Greece, to be sure, has its share of self-inflicted economic problems, but austerity economics is pushing Greece into a death spiral. Europe is cutting its nose to spite its face as it convert one Eurozone economy after another into a barter state. One already sees that with Spain as well. As the Toronto Globe and Mail’s Eric Reguly has noted, Madrid is being mauled by a double-dip recession, imminent bank bailout, yawning budget deficit and soaring jobless rate:
“But things are even worse than they appear because Spain’s capital flight has quietly gone from bad to dire. Fortunes are fleeing the country as the economy deteriorates and as investors and bank customers worry that Spanish banks will not survive the onslaught. They also fear that the country’ use of the euro is not guaranteed. If you believe the peseta is about to make an inglorious return, you do not want your precious euros sitting in Spanish deposit accounts.”
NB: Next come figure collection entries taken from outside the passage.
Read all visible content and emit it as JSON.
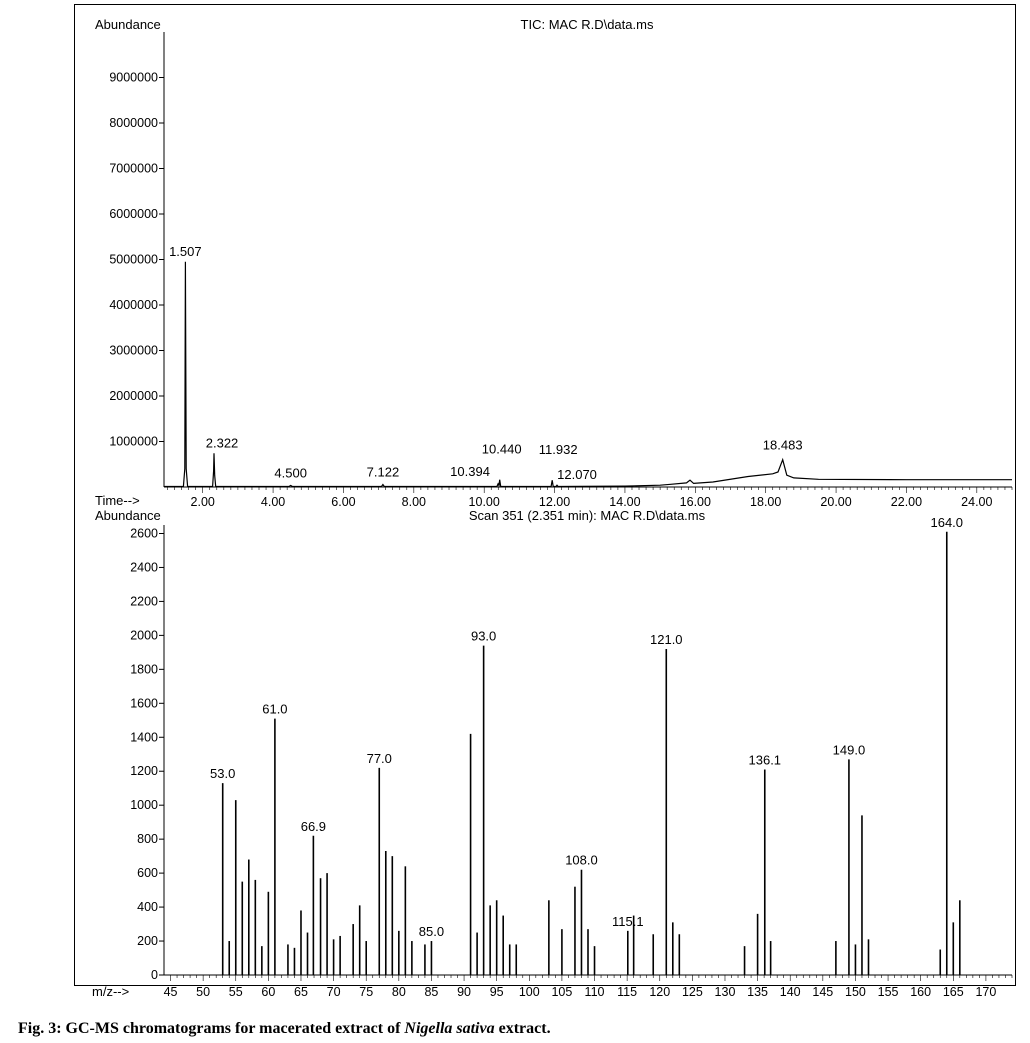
{
  "caption": {
    "prefix": "Fig. 3: GC-MS chromatograms for macerated extract of ",
    "species": "Nigella sativa",
    "suffix": " extract."
  },
  "chart_data": [
    {
      "type": "line",
      "title": "TIC: MAC R.D\\data.ms",
      "ylabel": "Abundance",
      "xlabel": "Time-->",
      "xlim": [
        0.9,
        25.0
      ],
      "ylim": [
        0,
        10000000
      ],
      "x_ticks": [
        "2.00",
        "4.00",
        "6.00",
        "8.00",
        "10.00",
        "12.00",
        "14.00",
        "16.00",
        "18.00",
        "20.00",
        "22.00",
        "24.00"
      ],
      "y_ticks": [
        "1000000",
        "2000000",
        "3000000",
        "4000000",
        "5000000",
        "6000000",
        "7000000",
        "8000000",
        "9000000"
      ],
      "series": [
        {
          "x": [
            0.9,
            1.45,
            1.49,
            1.507,
            1.53,
            1.57,
            2.28,
            2.31,
            2.322,
            2.34,
            2.37,
            4.45,
            4.5,
            4.55,
            7.08,
            7.122,
            7.16,
            10.36,
            10.394,
            10.42,
            10.44,
            10.47,
            11.9,
            11.932,
            11.96,
            12.04,
            12.07,
            12.1,
            14.0,
            15.0,
            15.3,
            15.75,
            15.85,
            15.95,
            16.5,
            17.5,
            18.2,
            18.35,
            18.483,
            18.6,
            18.8,
            19.5,
            22.0,
            25.0
          ],
          "y": [
            10000,
            10000,
            400000,
            4950000,
            400000,
            12000,
            12000,
            350000,
            740000,
            250000,
            12000,
            12000,
            35000,
            12000,
            12000,
            55000,
            12000,
            12000,
            70000,
            30000,
            160000,
            12000,
            12000,
            150000,
            12000,
            12000,
            40000,
            12000,
            20000,
            40000,
            60000,
            90000,
            150000,
            80000,
            110000,
            230000,
            290000,
            330000,
            600000,
            260000,
            200000,
            170000,
            160000,
            160000
          ]
        }
      ],
      "annotations": [
        {
          "label": "1.507",
          "x": 1.507,
          "y": 4950000
        },
        {
          "label": "2.322",
          "x": 2.322,
          "y": 740000
        },
        {
          "label": "4.500",
          "x": 4.5,
          "y": 35000
        },
        {
          "label": "7.122",
          "x": 7.122,
          "y": 55000
        },
        {
          "label": "10.394",
          "x": 10.394,
          "y": 70000
        },
        {
          "label": "10.440",
          "x": 10.44,
          "y": 160000
        },
        {
          "label": "11.932",
          "x": 11.932,
          "y": 150000
        },
        {
          "label": "12.070",
          "x": 12.07,
          "y": 40000
        },
        {
          "label": "18.483",
          "x": 18.483,
          "y": 600000
        }
      ]
    },
    {
      "type": "bar",
      "title": "Scan 351 (2.351 min): MAC R.D\\data.ms",
      "ylabel": "Abundance",
      "xlabel": "m/z-->",
      "xlim": [
        44,
        174
      ],
      "ylim": [
        0,
        2650
      ],
      "x_ticks": [
        "45",
        "50",
        "55",
        "60",
        "65",
        "70",
        "75",
        "80",
        "85",
        "90",
        "95",
        "100",
        "105",
        "110",
        "115",
        "120",
        "125",
        "130",
        "135",
        "140",
        "145",
        "150",
        "155",
        "160",
        "165",
        "170"
      ],
      "y_ticks": [
        "0",
        "200",
        "400",
        "600",
        "800",
        "1000",
        "1200",
        "1400",
        "1600",
        "1800",
        "2000",
        "2200",
        "2400",
        "2600"
      ],
      "mz": [
        53.0,
        54.0,
        55.0,
        56.0,
        57.0,
        58.0,
        59.0,
        60.0,
        61.0,
        63.0,
        64.0,
        65.0,
        66.0,
        66.9,
        68.0,
        69.0,
        70.0,
        71.0,
        73.0,
        74.0,
        75.0,
        77.0,
        78.0,
        79.0,
        80.0,
        81.0,
        82.0,
        84.0,
        85.0,
        91.0,
        92.0,
        93.0,
        94.0,
        95.0,
        96.0,
        97.0,
        98.0,
        103.0,
        105.0,
        107.0,
        108.0,
        109.0,
        110.0,
        115.1,
        116.0,
        119.0,
        121.0,
        122.0,
        123.0,
        133.0,
        135.0,
        136.1,
        137.0,
        147.0,
        149.0,
        150.0,
        151.0,
        152.0,
        163.0,
        164.0,
        165.0,
        166.0
      ],
      "abundance": [
        1130,
        200,
        1030,
        550,
        680,
        560,
        170,
        490,
        1510,
        180,
        160,
        380,
        250,
        820,
        570,
        600,
        210,
        230,
        300,
        410,
        200,
        1220,
        730,
        700,
        260,
        640,
        200,
        180,
        200,
        1420,
        250,
        1940,
        410,
        440,
        350,
        180,
        180,
        440,
        270,
        520,
        620,
        270,
        170,
        260,
        350,
        240,
        1920,
        310,
        240,
        170,
        360,
        1210,
        200,
        200,
        1270,
        180,
        940,
        210,
        150,
        2610,
        310,
        440
      ],
      "peak_labels": [
        {
          "label": "53.0",
          "mz": 53.0,
          "value": 1130
        },
        {
          "label": "61.0",
          "mz": 61.0,
          "value": 1510
        },
        {
          "label": "66.9",
          "mz": 66.9,
          "value": 820
        },
        {
          "label": "77.0",
          "mz": 77.0,
          "value": 1220
        },
        {
          "label": "85.0",
          "mz": 85.0,
          "value": 200
        },
        {
          "label": "93.0",
          "mz": 93.0,
          "value": 1940
        },
        {
          "label": "108.0",
          "mz": 108.0,
          "value": 620
        },
        {
          "label": "115.1",
          "mz": 115.1,
          "value": 260
        },
        {
          "label": "121.0",
          "mz": 121.0,
          "value": 1920
        },
        {
          "label": "136.1",
          "mz": 136.1,
          "value": 1210
        },
        {
          "label": "149.0",
          "mz": 149.0,
          "value": 1270
        },
        {
          "label": "164.0",
          "mz": 164.0,
          "value": 2610
        }
      ]
    }
  ]
}
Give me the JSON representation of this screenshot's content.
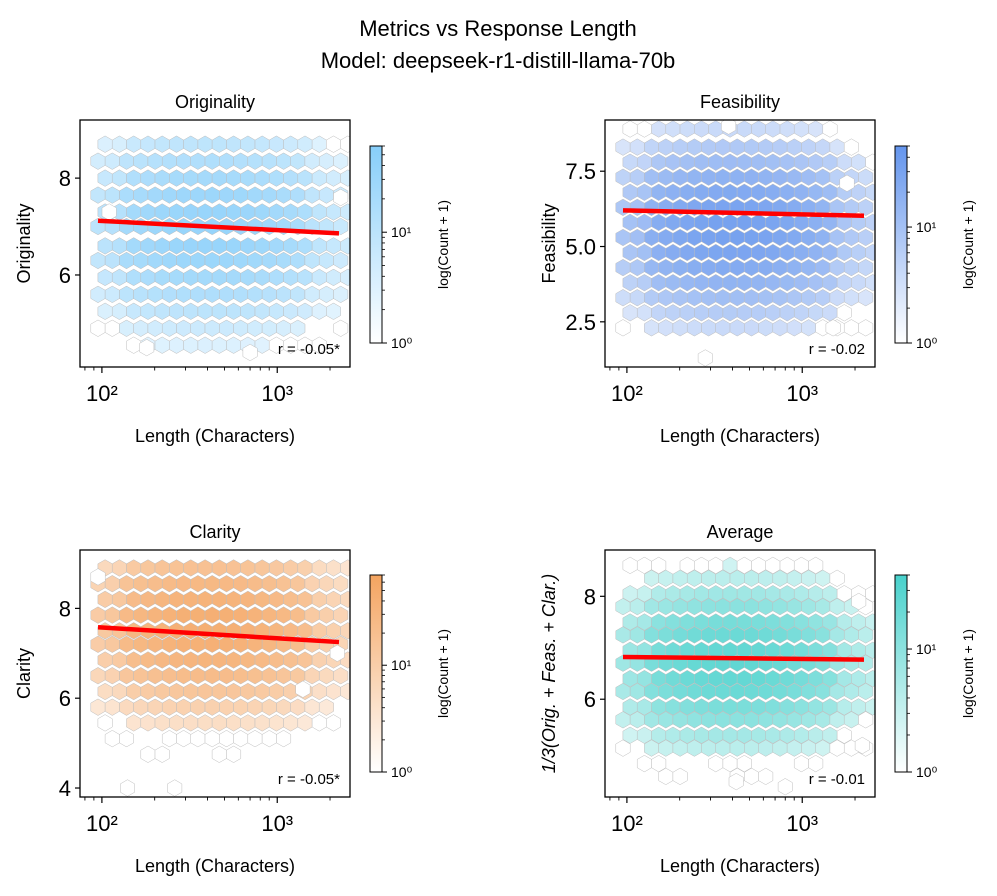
{
  "figure": {
    "title_line1": "Metrics vs Response Length",
    "title_line2": "Model: deepseek-r1-distill-llama-70b"
  },
  "chart_data": [
    {
      "type": "hexbin",
      "title": "Originality",
      "xlabel": "Length (Characters)",
      "ylabel": "Originality",
      "xscale": "log",
      "xlim": [
        75,
        2600
      ],
      "ylim": [
        4.1,
        9.2
      ],
      "yticks": [
        6,
        8
      ],
      "ytick_labels": [
        "6",
        "8"
      ],
      "xticks": [
        100,
        1000
      ],
      "xtick_labels": [
        "10²",
        "10³"
      ],
      "trend": {
        "x": [
          95,
          2250
        ],
        "y": [
          7.12,
          6.86
        ],
        "color": "#ff0000"
      },
      "annotation": "r = -0.05*",
      "colorbar": {
        "label": "log(Count + 1)",
        "ticks": [
          "10⁰",
          "10¹"
        ],
        "color": "#87cefa",
        "max_count": 60
      },
      "color": "#87cefa",
      "y_center": 6.95,
      "y_spread": 0.95,
      "y_levels": [
        8.7,
        8.35,
        8.0,
        7.65,
        7.3,
        7.0,
        6.6,
        6.3,
        5.95,
        5.6,
        5.25,
        4.9,
        4.55
      ],
      "peak_count": 45,
      "outliers": [
        [
          110,
          7.3
        ],
        [
          2300,
          7.6
        ],
        [
          180,
          4.5
        ],
        [
          700,
          4.4
        ]
      ]
    },
    {
      "type": "hexbin",
      "title": "Feasibility",
      "xlabel": "Length (Characters)",
      "ylabel": "Feasibility",
      "xscale": "log",
      "xlim": [
        75,
        2600
      ],
      "ylim": [
        1.0,
        9.2
      ],
      "yticks": [
        2.5,
        5.0,
        7.5
      ],
      "ytick_labels": [
        "2.5",
        "5.0",
        "7.5"
      ],
      "xticks": [
        100,
        1000
      ],
      "xtick_labels": [
        "10²",
        "10³"
      ],
      "trend": {
        "x": [
          95,
          2250
        ],
        "y": [
          6.2,
          6.02
        ],
        "color": "#ff0000"
      },
      "annotation": "r = -0.02",
      "colorbar": {
        "label": "log(Count + 1)",
        "ticks": [
          "10⁰",
          "10¹"
        ],
        "color": "#6495ed",
        "max_count": 50
      },
      "color": "#6495ed",
      "y_center": 5.6,
      "y_spread": 1.4,
      "y_levels": [
        8.9,
        8.3,
        7.8,
        7.3,
        6.8,
        6.3,
        5.8,
        5.3,
        4.8,
        4.3,
        3.8,
        3.3,
        2.8,
        2.3
      ],
      "peak_count": 40,
      "outliers": [
        [
          280,
          1.3
        ],
        [
          1500,
          2.3
        ],
        [
          380,
          9.0
        ],
        [
          1800,
          7.1
        ]
      ]
    },
    {
      "type": "hexbin",
      "title": "Clarity",
      "xlabel": "Length (Characters)",
      "ylabel": "Clarity",
      "xscale": "log",
      "xlim": [
        75,
        2600
      ],
      "ylim": [
        3.8,
        9.3
      ],
      "yticks": [
        4,
        6,
        8
      ],
      "ytick_labels": [
        "4",
        "6",
        "8"
      ],
      "xticks": [
        100,
        1000
      ],
      "xtick_labels": [
        "10²",
        "10³"
      ],
      "trend": {
        "x": [
          95,
          2250
        ],
        "y": [
          7.58,
          7.25
        ],
        "color": "#ff0000"
      },
      "annotation": "r = -0.05*",
      "colorbar": {
        "label": "log(Count + 1)",
        "ticks": [
          "10⁰",
          "10¹"
        ],
        "color": "#f4a460",
        "max_count": 70
      },
      "color": "#f4a460",
      "y_center": 7.6,
      "y_spread": 0.9,
      "y_levels": [
        8.9,
        8.55,
        8.2,
        7.85,
        7.5,
        7.2,
        6.85,
        6.5,
        6.15,
        5.8,
        5.45,
        5.1,
        4.75,
        4.4,
        4.0
      ],
      "peak_count": 55,
      "outliers": [
        [
          95,
          8.7
        ],
        [
          140,
          4.0
        ],
        [
          260,
          4.0
        ],
        [
          2200,
          7.0
        ],
        [
          1400,
          6.2
        ]
      ]
    },
    {
      "type": "hexbin",
      "title": "Average",
      "xlabel": "Length (Characters)",
      "ylabel": "1/3(Orig. + Feas. + Clar.)",
      "xscale": "log",
      "xlim": [
        75,
        2600
      ],
      "ylim": [
        4.1,
        8.9
      ],
      "yticks": [
        6,
        8
      ],
      "ytick_labels": [
        "6",
        "8"
      ],
      "xticks": [
        100,
        1000
      ],
      "xtick_labels": [
        "10²",
        "10³"
      ],
      "trend": {
        "x": [
          95,
          2250
        ],
        "y": [
          6.82,
          6.77
        ],
        "color": "#ff0000"
      },
      "annotation": "r = -0.01",
      "colorbar": {
        "label": "log(Count + 1)",
        "ticks": [
          "10⁰",
          "10¹"
        ],
        "color": "#48d1cc",
        "max_count": 40
      },
      "color": "#48d1cc",
      "y_center": 6.7,
      "y_spread": 0.75,
      "y_levels": [
        8.6,
        8.35,
        8.05,
        7.8,
        7.5,
        7.25,
        6.95,
        6.7,
        6.4,
        6.15,
        5.85,
        5.6,
        5.3,
        5.05,
        4.75,
        4.5
      ],
      "peak_count": 30,
      "outliers": [
        [
          2100,
          7.9
        ],
        [
          420,
          4.4
        ],
        [
          800,
          4.3
        ],
        [
          2200,
          5.1
        ]
      ]
    }
  ]
}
That’s our old friend, the bank run, which still remains unaddressed. The ECB’s proposed bond buying program may ultimately address the solvency issue because it remains the only currency-issuing institution that can act like the federal governments in Canada and the US. But its means of enforcement is perverse: it is as if the US threatened Mississippi with expulsion if the state didn’t learn to “leave within its means”, to employ one of the German Chancellor’s favourite “Merkelisms”.
As Bill Mitchell has noted, the likes of Jens Weidmann might be threatening to resign as the BuBa head if the ECB continues to run its Securities Market Program (buying trouble government’s debt on the secondary markets) but he cannot deny the reality that the SMP and other ECB fiscal-type interventions has been the only reason why the euro hasn’t vaporised just yet. One wonders, however, what kind of salvation this presents for those countries which endure the ongoing rigors of austerity.